I see why CFIs recommend that their students fly at least once a week and preferably more often. The two plus week layoffs I have been going through lately always leave me rusty. Today was a perfect day with clear blue skies and smooth air. Just the kind of day I want for my long cross country. Unfortunately, I didn’t have an airplane until 2PM; way to late for me to have done the trip and gotten back before dark. Instead, Sandy and I did a dual session of maneuvers to knock off some of that accumulated rust.

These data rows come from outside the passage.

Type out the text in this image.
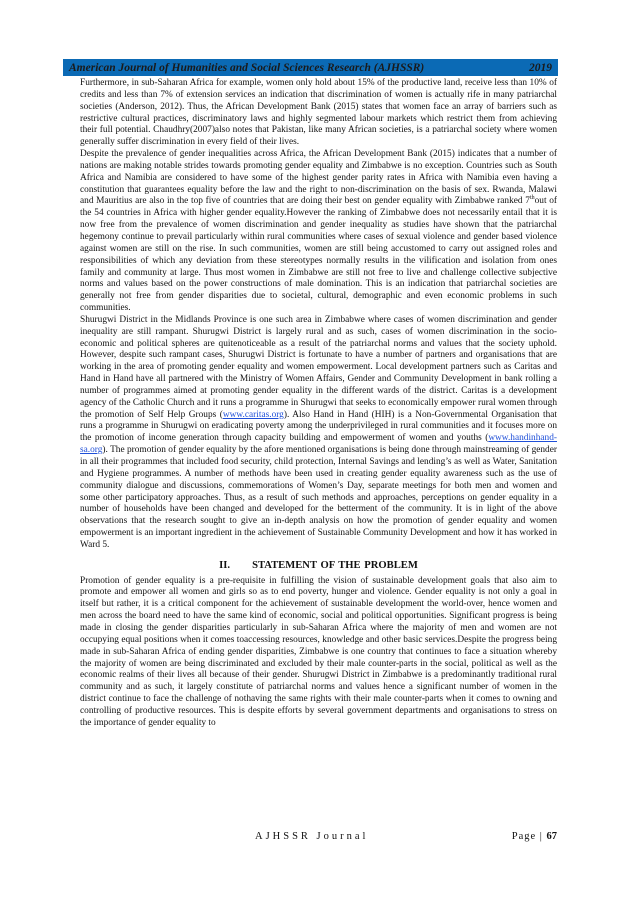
American Journal of Humanities and Social Sciences Research (AJHSSR)	2019

Furthermore, in sub-Saharan Africa for example, women only hold about 15% of the productive land, receive less than 10% of credits and less than 7% of extension services an indication that discrimination of women is actually rife in many patriarchal societies (Anderson, 2012). Thus, the African Development Bank (2015) states that women face an array of barriers such as restrictive cultural practices, discriminatory laws and highly segmented labour markets which restrict them from achieving their full potential. Chaudhry(2007)also notes that Pakistan, like many African societies, is a patriarchal society where women generally suffer discrimination in every field of their lives.

Despite the prevalence of gender inequalities across Africa, the African Development Bank (2015) indicates that a number of nations are making notable strides towards promoting gender equality and Zimbabwe is no exception. Countries such as South Africa and Namibia are considered to have some of the highest gender parity rates in Africa with Namibia even having a constitution that guarantees equality before the law and the right to non-discrimination on the basis of sex. Rwanda, Malawi and Mauritius are also in the top five of countries that are doing their best on gender equality with Zimbabwe ranked 7thout of the 54 countries in Africa with higher gender equality.However the ranking of Zimbabwe does not necessarily entail that it is now free from the prevalence of women discrimination and gender inequality as studies have shown that the patriarchal hegemony continue to prevail particularly within rural communities where cases of sexual violence and gender based violence against women are still on the rise. In such communities, women are still being accustomed to carry out assigned roles and responsibilities of which any deviation from these stereotypes normally results in the vilification and isolation from ones family and community at large. Thus most women in Zimbabwe are still not free to live and challenge collective subjective norms and values based on the power constructions of male domination. This is an indication that patriarchal societies are generally not free from gender disparities due to societal, cultural, demographic and even economic problems in such communities.

Shurugwi District in the Midlands Province is one such area in Zimbabwe where cases of women discrimination and gender inequality are still rampant. Shurugwi District is largely rural and as such, cases of women discrimination in the socio-economic and political spheres are quitenoticeable as a result of the patriarchal norms and values that the society uphold. However, despite such rampant cases, Shurugwi District is fortunate to have a number of partners and organisations that are working in the area of promoting gender equality and women empowerment. Local development partners such as Caritas and Hand in Hand have all partnered with the Ministry of Women Affairs, Gender and Community Development in bank rolling a number of programmes aimed at promoting gender equality in the different wards of the district. Caritas is a development agency of the Catholic Church and it runs a programme in Shurugwi that seeks to economically empower rural women through the promotion of Self Help Groups (www.caritas.org). Also Hand in Hand (HIH) is a Non-Governmental Organisation that runs a programme in Shurugwi on eradicating poverty among the underprivileged in rural communities and it focuses more on the promotion of income generation through capacity building and empowerment of women and youths (www.handinhand-sa.org). The promotion of gender equality by the afore mentioned organisations is being done through mainstreaming of gender in all their programmes that included food security, child protection, Internal Savings and lending’s as well as Water, Sanitation and Hygiene programmes. A number of methods have been used in creating gender equality awareness such as the use of community dialogue and discussions, commemorations of Women’s Day, separate meetings for both men and women and some other participatory approaches. Thus, as a result of such methods and approaches, perceptions on gender equality in a number of households have been changed and developed for the betterment of the community. It is in light of the above observations that the research sought to give an in-depth analysis on how the promotion of gender equality and women empowerment is an important ingredient in the achievement of Sustainable Community Development and how it has worked in Ward 5.

II. STATEMENT OF THE PROBLEM

Promotion of gender equality is a pre-requisite in fulfilling the vision of sustainable development goals that also aim to promote and empower all women and girls so as to end poverty, hunger and violence. Gender equality is not only a goal in itself but rather, it is a critical component for the achievement of sustainable development the world-over, hence women and men across the board need to have the same kind of economic, social and political opportunities. Significant progress is being made in closing the gender disparities particularly in sub-Saharan Africa where the majority of men and women are not occupying equal positions when it comes toaccessing resources, knowledge and other basic services.Despite the progress being made in sub-Saharan Africa of ending gender disparities, Zimbabwe is one country that continues to face a situation whereby the majority of women are being discriminated and excluded by their male counter-parts in the social, political as well as the economic realms of their lives all because of their gender. Shurugwi District in Zimbabwe is a predominantly traditional rural community and as such, it largely constitute of patriarchal norms and values hence a significant number of women in the district continue to face the challenge of nothaving the same rights with their male counter-parts when it comes to owning and controlling of productive resources. This is despite efforts by several government departments and organisations to stress on the importance of gender equality to

AJHSSR Journal	Page | 67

Once in the practice area, we went through the usual high air work of slow flight, steep turns, and stalls. A simulated engine failure to got us down closer to the ground where we finished up with some turns around a point. The rustiness was obvious as none of the maneuvers were really good. They weren’t bad, just not really good. I plan to do a couple solo sessions to work on getting my techniques back to what they should be.

Next, Sandy told me to fly to the airport at Racine, WI for some landing practice. She picked Racine because my pilotage would have to be sharp to keep us from busting any airspace. The route to the airport is a tight squeeze between the Kenosha class D and the class C at Milwaukee. By using the GPS to fly over the Sylvania airport and following a highway from there to Racine, I made it without any problem.

My patterns at Racine were good and my landings were not bad. I still have a tendency to balloon a little in the flare so that is what we worked on. After a small balloon an the first landing, the next two were much better.

Our time was running out so, we headed back home directly through the Kenosha class D. I am all for laid back controllers but, some just take it too far. I called the Kenosha tower as we left Racine to request transition through their airspace. The response was;

“Cessna 8ES, thank you”.

I looked at Sandy and asked if that meant our transition was approved. She wasn’t sure either so I called again to tell the controller where we were and that we wanted to fly through his airspace. Again he comes back with;

“Cessna 8ES, thank you”.

This time Sandy got on the radio and asked if we had approval to transition through the class D. The controller responded that we didn’t need his approval, we just needed to establish two way communication. While that is true, I would prefer to have a clear confirmation that the controller understood my request and does not have a problem with it. If you ask me, a simple “Transition approved” would be a much better response than “Thank you”.

My landing back at Waukegan was a little flat, I was probably trying too hard not to balloon, but otherwise fine. I didn’t even have to tie the airplane down this time since the next student was waiting for us as we taxied onto the ramp.